I pushed myself over near her and took her in my arms.
“Then we won’t do it,” I says.
“Thank you,” she says. As if the decision were only mine to make.
“Getting blown up isn’t my thing anyway,” I says.
“I’m glad.”
“And much as I like Louie, I’m beginning to think that every time he has a brilliant new idea, I end up almost getting
killed.”
ITEM IN THE NEWS
Vancouver, British Columbia. March 30th
The World Institute for a Warmer Planet, partly funded (99.44%) by Peabody Energy and the Canadian Natural Gas Pipeline, Ltd., announced today that the people of the island of Tsonga in the South Pacific have been successfully relocated to the island of Wali-Wali only nine hundred miles away. All Tsongaese agreed that Wali-Wali is a lovely island, almost exactly the way Tsonga had been thirty years ago. Wali-Wali, being almost four feet above sea level, will remain an island for at least another twenty years, giving this generation of Tsongaese a happy life until their next migration or possible extinction.
THIRTY-ONE
(From Billy Morton’s MY FRIEND LOUIE, pp. 225–231)
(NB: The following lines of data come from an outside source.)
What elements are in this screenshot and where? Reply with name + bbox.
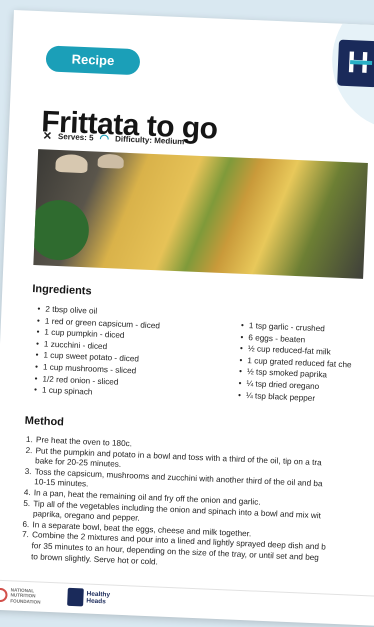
hh-square-icon: [67, 588, 84, 607]
step-number: 4.: [24, 488, 34, 499]
step-number: 6.: [22, 520, 32, 531]
serves-label: Serves: 5: [58, 132, 94, 142]
nnf-label: NATIONAL NUTRITION FOUNDATION: [10, 587, 41, 604]
hh-label: Healthy Heads: [86, 591, 110, 606]
ingredients-list-right: 1 tsp garlic - crushed 6 eggs - beaten ½…: [238, 320, 353, 406]
utensils-icon: ✕: [42, 129, 52, 142]
ingredients-heading: Ingredients: [32, 283, 92, 297]
recipe-badge: Recipe: [45, 45, 140, 75]
footer: NATIONAL NUTRITION FOUNDATION Healthy He…: [0, 580, 374, 627]
nnf-ring-icon: [0, 588, 8, 603]
method-heading: Method: [25, 415, 65, 429]
method-steps: 1.Pre heat the oven to 180c. 2.Put the p…: [21, 435, 366, 576]
healthy-heads-footer-logo: Healthy Heads: [67, 588, 110, 608]
spinach-leaf: [33, 199, 90, 261]
mushroom: [55, 154, 88, 173]
recipe-sheet: H Recipe Frittata to go ✕ Serves: 5 ◠ Di…: [0, 10, 374, 627]
frittata-photo: [33, 149, 368, 279]
nnf-logo: NATIONAL NUTRITION FOUNDATION: [0, 587, 41, 605]
difficulty-label: Difficulty: Medium: [115, 134, 185, 146]
ingredients-list-left: 2 tbsp olive oil 1 red or green capsicum…: [34, 303, 161, 401]
mushroom: [97, 154, 124, 169]
step-number: 1.: [26, 435, 36, 446]
gauge-icon: ◠: [99, 132, 109, 145]
healthy-heads-logo: H: [337, 40, 374, 88]
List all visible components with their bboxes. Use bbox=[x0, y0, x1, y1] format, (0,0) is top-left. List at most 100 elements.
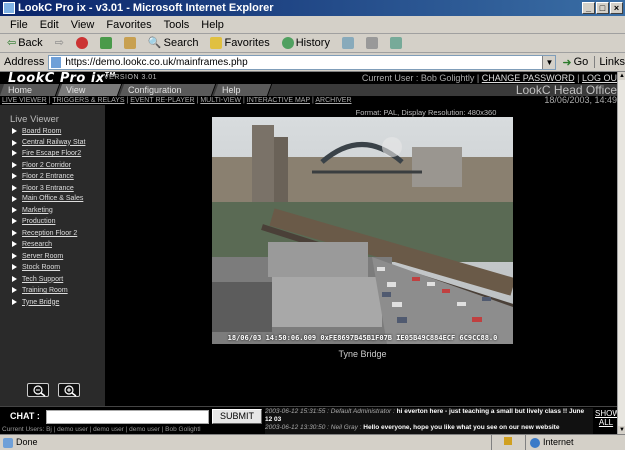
main-nav: Home View Configuration Help LookC Head … bbox=[0, 84, 617, 96]
address-bar: Address https://demo.lookc.co.uk/mainfra… bbox=[0, 53, 625, 72]
menu-tools[interactable]: Tools bbox=[158, 16, 196, 33]
camera-item-stock-room[interactable]: Stock Room bbox=[12, 263, 102, 272]
scroll-down-arrow-icon[interactable]: ▼ bbox=[618, 426, 625, 434]
subnav-interactive-map[interactable]: INTERACTIVE MAP bbox=[247, 97, 310, 104]
mail-icon bbox=[341, 37, 354, 49]
camera-item-marketing[interactable]: Marketing bbox=[12, 206, 102, 215]
subnav-multi-view[interactable]: MULTI-VIEW bbox=[200, 97, 241, 104]
favorites-label: Favorites bbox=[224, 36, 270, 49]
zoom-out-button[interactable] bbox=[27, 383, 49, 397]
camera-sidebar: Live Viewer Board Room Central Railway S… bbox=[0, 105, 105, 406]
camera-item-central-railway[interactable]: Central Railway Stat bbox=[12, 139, 102, 147]
camera-feed[interactable]: 18/06/03 14:50:06.009 0xFE8697B45B1F07B … bbox=[212, 117, 513, 344]
go-arrow-icon: ➜ bbox=[562, 56, 572, 69]
address-dropdown-button[interactable]: ▼ bbox=[542, 55, 556, 69]
change-password-link[interactable]: CHANGE PASSWORD bbox=[482, 73, 575, 83]
chat-message: 2003-06-12 15:31:55 : Default Administra… bbox=[265, 408, 593, 424]
subnav-archiver[interactable]: ARCHIVER bbox=[315, 97, 351, 104]
camera-item-fire-escape[interactable]: Fire Escape Floor2 bbox=[12, 149, 102, 158]
tab-home[interactable]: Home bbox=[0, 84, 61, 96]
menu-view[interactable]: View bbox=[65, 16, 101, 33]
history-button[interactable]: History bbox=[279, 34, 333, 53]
close-button[interactable]: × bbox=[610, 2, 623, 14]
title-bar: LookC Pro ix - v3.01 - Microsoft Interne… bbox=[0, 0, 625, 16]
toolbar: ⇦ Back ⇨ 🔍 Search Favorites History bbox=[0, 34, 625, 53]
print-icon bbox=[365, 37, 378, 49]
menu-favorites[interactable]: Favorites bbox=[100, 16, 157, 33]
format-info: Format: PAL, Display Resolution: 480x360 bbox=[355, 108, 497, 117]
camera-item-main-office[interactable]: Main Office & Sales bbox=[12, 195, 102, 203]
scroll-up-arrow-icon[interactable]: ▲ bbox=[618, 72, 625, 80]
home-tab-label: Home bbox=[8, 85, 33, 95]
back-arrow-icon: ⇦ bbox=[7, 36, 17, 49]
search-label: Search bbox=[163, 36, 199, 49]
page-done-icon bbox=[3, 437, 13, 448]
camera-item-server-room[interactable]: Server Room bbox=[12, 252, 102, 261]
internet-zone-icon bbox=[530, 437, 540, 448]
current-user-text: Current User : Bob Golightly | bbox=[361, 73, 480, 83]
camera-name: Tyne Bridge bbox=[338, 349, 387, 359]
back-label: Back bbox=[18, 36, 43, 49]
subnav-event-replayer[interactable]: EVENT RE-PLAYER bbox=[130, 97, 194, 104]
camera-item-tech-support[interactable]: Tech Support bbox=[12, 275, 102, 284]
camera-item-floor2-entrance[interactable]: Floor 2 Entrance bbox=[12, 172, 102, 181]
status-lock-area bbox=[491, 435, 525, 450]
search-button[interactable]: 🔍 Search bbox=[145, 34, 202, 53]
camera-item-board-room[interactable]: Board Room bbox=[12, 127, 102, 136]
back-button[interactable]: ⇦ Back bbox=[4, 34, 46, 53]
camera-item-research[interactable]: Research bbox=[12, 240, 102, 249]
stop-icon bbox=[75, 37, 88, 49]
camera-item-tyne-bridge[interactable]: Tyne Bridge bbox=[12, 298, 102, 307]
configuration-tab-label: Configuration bbox=[128, 85, 182, 95]
minimize-button[interactable]: _ bbox=[582, 2, 595, 14]
links-button[interactable]: Links bbox=[594, 56, 625, 68]
menu-help[interactable]: Help bbox=[195, 16, 230, 33]
home-button[interactable] bbox=[121, 37, 139, 49]
tab-help[interactable]: Help bbox=[213, 84, 273, 96]
camera-item-production[interactable]: Production bbox=[12, 217, 102, 226]
forward-arrow-icon: ⇨ bbox=[54, 36, 64, 49]
print-button[interactable] bbox=[363, 37, 381, 49]
subnav-triggers-relays[interactable]: TRIGGERS & RELAYS bbox=[52, 97, 124, 104]
submit-button[interactable]: SUBMIT bbox=[212, 409, 262, 424]
stop-button[interactable] bbox=[73, 37, 91, 49]
go-button[interactable]: ➜ Go bbox=[562, 56, 588, 69]
address-url: https://demo.lookc.co.uk/mainframes.php bbox=[65, 56, 248, 68]
favorites-button[interactable]: Favorites bbox=[207, 34, 272, 53]
chat-message-text: Hello everyone, hope you like what you s… bbox=[363, 424, 560, 431]
show-all-link[interactable]: SHOW ALL bbox=[595, 409, 617, 427]
tab-configuration[interactable]: Configuration bbox=[119, 84, 217, 96]
subnav-live-viewer[interactable]: LIVE VIEWER bbox=[2, 97, 47, 104]
menu-file[interactable]: File bbox=[4, 16, 34, 33]
chat-panel: CHAT : SUBMIT Current Users: Bj | demo u… bbox=[0, 406, 617, 434]
menu-edit[interactable]: Edit bbox=[34, 16, 65, 33]
camera-item-floor2-corridor[interactable]: Floor 2 Corridor bbox=[12, 161, 102, 170]
refresh-button[interactable] bbox=[97, 37, 115, 49]
chat-messages: 2003-06-12 15:31:55 : Default Administra… bbox=[265, 408, 593, 434]
camera-item-reception-floor2[interactable]: Reception Floor 2 bbox=[12, 229, 102, 238]
zoom-out-icon bbox=[33, 385, 46, 397]
history-label: History bbox=[295, 36, 330, 49]
maximize-button[interactable]: □ bbox=[596, 2, 609, 14]
app-version: VERSION 3.01 bbox=[104, 74, 158, 81]
view-tab-label: View bbox=[66, 85, 86, 95]
tab-view[interactable]: View bbox=[57, 84, 123, 96]
camera-list: Board Room Central Railway Stat Fire Esc… bbox=[12, 127, 102, 309]
current-date: 18/06/2003, 14:49 bbox=[544, 95, 617, 105]
camera-item-training-room[interactable]: Training Room bbox=[12, 286, 102, 295]
logout-link[interactable]: LOG OU bbox=[582, 73, 617, 83]
mail-button[interactable] bbox=[339, 37, 357, 49]
forward-button[interactable]: ⇨ bbox=[52, 34, 67, 53]
edit-button[interactable] bbox=[387, 37, 405, 49]
zoom-in-button[interactable] bbox=[58, 383, 80, 397]
chat-label: CHAT : bbox=[10, 411, 40, 421]
search-icon: 🔍 bbox=[147, 36, 162, 49]
camera-item-floor3-entrance[interactable]: Floor 3 Entrance bbox=[12, 184, 102, 193]
favorites-icon bbox=[210, 37, 223, 49]
address-input[interactable]: https://demo.lookc.co.uk/mainframes.php … bbox=[48, 54, 557, 70]
current-users: Current Users: Bj | demo user | demo use… bbox=[2, 426, 201, 433]
chat-input[interactable] bbox=[46, 410, 209, 424]
page-icon bbox=[51, 56, 62, 68]
vertical-scrollbar[interactable]: ▲ ▼ bbox=[617, 72, 625, 434]
chat-message-meta: 2003-06-12 15:31:55 : Default Administra… bbox=[265, 408, 395, 415]
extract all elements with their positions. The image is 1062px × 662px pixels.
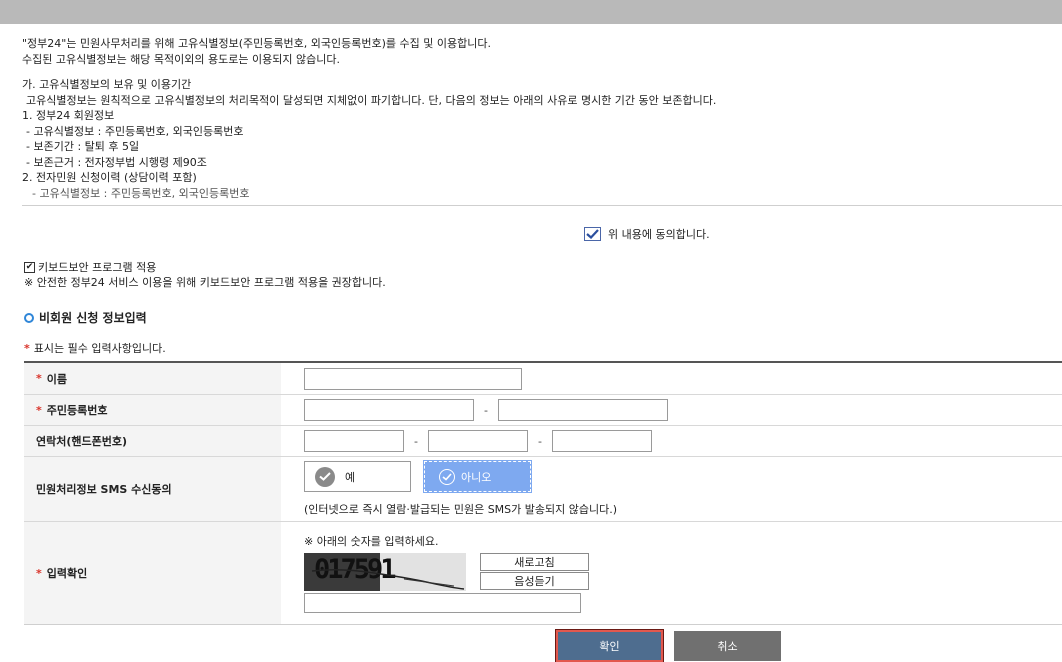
dash: -	[537, 434, 542, 448]
rrn-back-input[interactable]	[497, 399, 668, 421]
terms-line: "정부24"는 민원사무처리를 위해 고유식별정보(주민등록번호, 외국인등록번…	[22, 37, 491, 50]
terms-line: - 고유식별정보 : 주민등록번호, 외국인등록번호	[32, 186, 250, 200]
required-star-icon: *	[36, 403, 42, 417]
captcha-image: 017591	[304, 553, 466, 591]
phone-label: 연락처(핸드폰번호)	[24, 426, 281, 456]
required-star-icon: *	[36, 372, 42, 385]
sms-label: 민원처리정보 SMS 수신동의	[24, 457, 281, 521]
required-star-icon: *	[36, 566, 42, 580]
rrn-front-input[interactable]	[304, 399, 474, 421]
sms-yes-label: 예	[345, 470, 356, 484]
agree-checkbox-row[interactable]: 위 내용에 동의합니다.	[584, 226, 710, 242]
dash: -	[484, 403, 488, 417]
check-circle-icon	[439, 468, 455, 485]
terms-line: 고유식별정보는 원칙적으로 고유식별정보의 처리목적이 달성되면 지체없이 파기…	[26, 93, 717, 107]
terms-line: 수집된 고유식별정보는 해당 목적이외의 용도로는 이용되지 않습니다.	[22, 52, 340, 66]
agree-label: 위 내용에 동의합니다.	[608, 228, 710, 241]
terms-line: - 보존근거 : 전자정부법 시행령 제90조	[26, 155, 207, 169]
captcha-noise	[311, 568, 465, 590]
captcha-label: * 입력확인	[24, 522, 281, 624]
cancel-button[interactable]: 취소	[674, 631, 781, 661]
sms-note: (인터넷으로 즉시 열람·발급되는 민원은 SMS가 발송되지 않습니다.)	[304, 503, 618, 516]
sms-label-text: 민원처리정보 SMS 수신동의	[36, 483, 172, 496]
terms-line: 가. 고유식별정보의 보유 및 이용기간	[22, 78, 192, 91]
required-note-text: 표시는 필수 입력사항입니다.	[33, 342, 166, 355]
privacy-terms-box[interactable]: "정부24"는 민원사무처리를 위해 고유식별정보(주민등록번호, 외국인등록번…	[22, 36, 1062, 206]
captcha-label-text: 입력확인	[46, 567, 88, 580]
confirm-button[interactable]: 확인	[555, 629, 664, 662]
phone-part2-input[interactable]	[427, 430, 528, 452]
required-star-icon: *	[24, 341, 30, 355]
rrn-label: * 주민등록번호	[24, 395, 281, 425]
dash: -	[414, 434, 418, 448]
keyboard-security-checkbox-row[interactable]: ✔ 키보드보안 프로그램 적용	[24, 260, 386, 275]
keyboard-security-checkbox[interactable]: ✔	[24, 262, 35, 273]
phone-part3-input[interactable]	[551, 430, 652, 452]
captcha-refresh-button[interactable]: 새로고침	[480, 553, 589, 571]
terms-line: 1. 정부24 회원정보	[22, 109, 115, 122]
captcha-row: * 입력확인 ※ 아래의 숫자를 입력하세요. 017591 새로고침 음성듣기	[24, 522, 1062, 625]
rrn-row: * 주민등록번호 -	[24, 395, 1062, 426]
phone-row: 연락처(핸드폰번호) - -	[24, 426, 1062, 457]
phone-label-text: 연락처(핸드폰번호)	[36, 435, 128, 448]
name-input[interactable]	[304, 367, 522, 390]
sms-no-button[interactable]: 아니오	[423, 460, 532, 493]
required-note: * 표시는 필수 입력사항입니다.	[24, 340, 166, 356]
keyboard-security-note: ※ 안전한 정부24 서비스 이용을 위해 키보드보안 프로그램 적용을 권장합…	[24, 276, 386, 289]
phone-part1-input[interactable]	[304, 430, 404, 452]
sms-row: 민원처리정보 SMS 수신동의 예 아니오 (인터넷으로 즉시 열람·발급되는 …	[24, 457, 1062, 522]
terms-line: - 보존기간 : 탈퇴 후 5일	[26, 140, 140, 153]
sms-no-label: 아니오	[461, 470, 492, 484]
name-label: * 이름	[24, 363, 281, 394]
section-title: 비회원 신청 정보입력	[24, 309, 147, 326]
terms-line: 2. 전자민원 신청이력 (상담이력 포함)	[22, 171, 197, 184]
sms-yes-button[interactable]: 예	[304, 461, 411, 492]
name-label-text: 이름	[46, 372, 68, 386]
captcha-input[interactable]	[304, 593, 581, 613]
captcha-audio-button[interactable]: 음성듣기	[480, 572, 589, 590]
section-title-text: 비회원 신청 정보입력	[39, 311, 147, 325]
keyboard-security-label: 키보드보안 프로그램 적용	[38, 261, 157, 274]
application-form: * 이름 * 주민등록번호 - 연락처(핸드폰번호) - - 민원처리정보 SM…	[24, 361, 1062, 625]
agree-checkbox[interactable]	[584, 227, 601, 241]
form-actions: 확인 취소	[555, 629, 781, 662]
terms-line: - 고유식별정보 : 주민등록번호, 외국인등록번호	[26, 124, 244, 138]
name-row: * 이름	[24, 363, 1062, 395]
circle-bullet-icon	[24, 312, 34, 323]
captcha-hint: ※ 아래의 숫자를 입력하세요.	[304, 535, 439, 548]
keyboard-security: ✔ 키보드보안 프로그램 적용 ※ 안전한 정부24 서비스 이용을 위해 키보…	[24, 260, 386, 290]
check-circle-icon	[315, 466, 335, 487]
top-bar	[0, 0, 1062, 24]
rrn-label-text: 주민등록번호	[46, 404, 108, 417]
checkmark-icon	[586, 229, 599, 239]
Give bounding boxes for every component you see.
Before we went to see his play, Molière told us it had taken him six minutes to write it—seventy pages and an eighty-minute play. It must be nice to have a brain so powerful you could write a four-hundred-page novel between lunch and dinner. Or between your main course and dessert. It takes me a day to get out two or three pages on this book. ’Course it would help if I could type quicker than six words a week.
Molière had a theater—off-Broadway—and a cast of six. And of course he was his own chief “angel.” So a little less than two weeks after he’d come up with his new idea, Love Has No Boundaries opened at the Markham Theater in the East Village. Lita and I decided to go. When the boys learned that Louie-Twoie was part of the play we had to take them too.
First play I’d seen in forty years. Lita had seen a few—mostly protest plays written by grape pickers or illegal immigrants or abused lesbians about picking grapes, being illegal, and getting abused. I figured Molière was more into fun, and I could survive the evening. The fact that the play was advertised as Molière’s Love Has No Boundaries may have helped sales.